Critique publiée par Roland Comte le 1 janvier 2015
Persépolis est un film extraordinaire à tout point de vue, par sa technique, d'abord, qui utilise le dessin animé presque exclusivement en noir et blanc (à part quelques scènes colorées ou colorisées), la concision de ses dialogues, son humour décapant (en particulier celui de la grand-mère qui s'exprime dans un langage particulièrement cru, magnifiquement servi par la voix à la fois élégante et malicieuse de notre adorable Danielle Darrieux dont on imagine le plaisir qu'elle a dû prendre à dire ces répliques.
Bien que sorti en 2007, ce film est, hélas, toujours d'actualité et il a quelque chose de visionnaire dans sa description du processus du passage d'une dictature occidentalisée à un autre type de dictature, encore plus rétrograde et réactionnaire, processus qui est en train de se dérouler sous nos yeux dans la plupart des pays ayant connu le "printemps arabe", que ce soit l'Egypte, la Tunisie et peut-être demain la Syrie*, le Yémen et pourquoi pas le Maroc et l'Algérie...

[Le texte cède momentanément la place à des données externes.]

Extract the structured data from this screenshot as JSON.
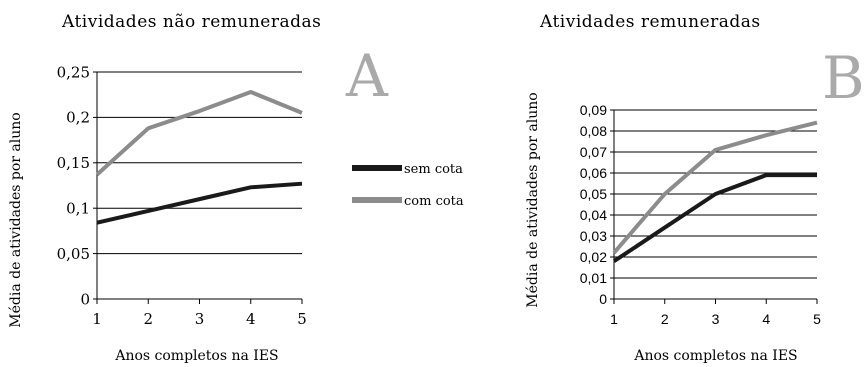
{
  "colors": {
    "sem_cota": "#1a1a1a",
    "com_cota": "#8c8c8c",
    "panel_letter": "#aaaaaa",
    "axis": "#000000"
  },
  "chart_data": [
    {
      "type": "line",
      "panel": "A",
      "title": "Atividades não remuneradas",
      "xlabel": "Anos completos na IES",
      "ylabel": "Média de atividades por aluno",
      "x": [
        1,
        2,
        3,
        4,
        5
      ],
      "ylim": [
        0,
        0.25
      ],
      "yticks": [
        0,
        0.05,
        0.1,
        0.15,
        0.2,
        0.25
      ],
      "ytick_labels": [
        "0",
        "0,05",
        "0,1",
        "0,15",
        "0,2",
        "0,25"
      ],
      "grid": true,
      "legend_position": "right",
      "series": [
        {
          "name": "sem cota",
          "values": [
            0.084,
            0.097,
            0.11,
            0.123,
            0.127
          ]
        },
        {
          "name": "com cota",
          "values": [
            0.137,
            0.188,
            0.207,
            0.228,
            0.205
          ]
        }
      ]
    },
    {
      "type": "line",
      "panel": "B",
      "title": "Atividades remuneradas",
      "xlabel": "Anos completos na IES",
      "ylabel": "Média de atividades por aluno",
      "x": [
        1,
        2,
        3,
        4,
        5
      ],
      "ylim": [
        0,
        0.09
      ],
      "yticks": [
        0,
        0.01,
        0.02,
        0.03,
        0.04,
        0.05,
        0.06,
        0.07,
        0.08,
        0.09
      ],
      "ytick_labels": [
        "0",
        "0,01",
        "0,02",
        "0,03",
        "0,04",
        "0,05",
        "0,06",
        "0,07",
        "0,08",
        "0,09"
      ],
      "grid": true,
      "series": [
        {
          "name": "sem cota",
          "values": [
            0.018,
            0.034,
            0.05,
            0.059,
            0.059
          ]
        },
        {
          "name": "com cota",
          "values": [
            0.022,
            0.05,
            0.071,
            0.078,
            0.084
          ]
        }
      ]
    }
  ]
}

* Pour la Syrie, à l’heure où je reprends ce billet, le pays, toujours dirigé par le dictateur Bachar El-Hassad, est en pleine guerre civile depuis 2011. Celle-ci a fait entre 100 000 et 150 000 morts et l’avancée des djihadistes qui se sont emparés d’une partie du pays, a poussé plusieurs millions de syriens hors du pays. On sait peu de choses sur ce qui se passe au Yémen mais les tensions y sont vives, de même qu’en Libye, depuis le renversement de Kadhafi où en Egypte où l’instabilité est quotidienne. Après une guerre civile, entre 1991 et 2002, presqu’aussi meurtrière que celle que l’on voit se dérouler actuellement en Syrie, la situation en Algérie est stabilisée mais la paix y est fragile et en grande partie artificiellement maintenue par un régime semi-totalitaire.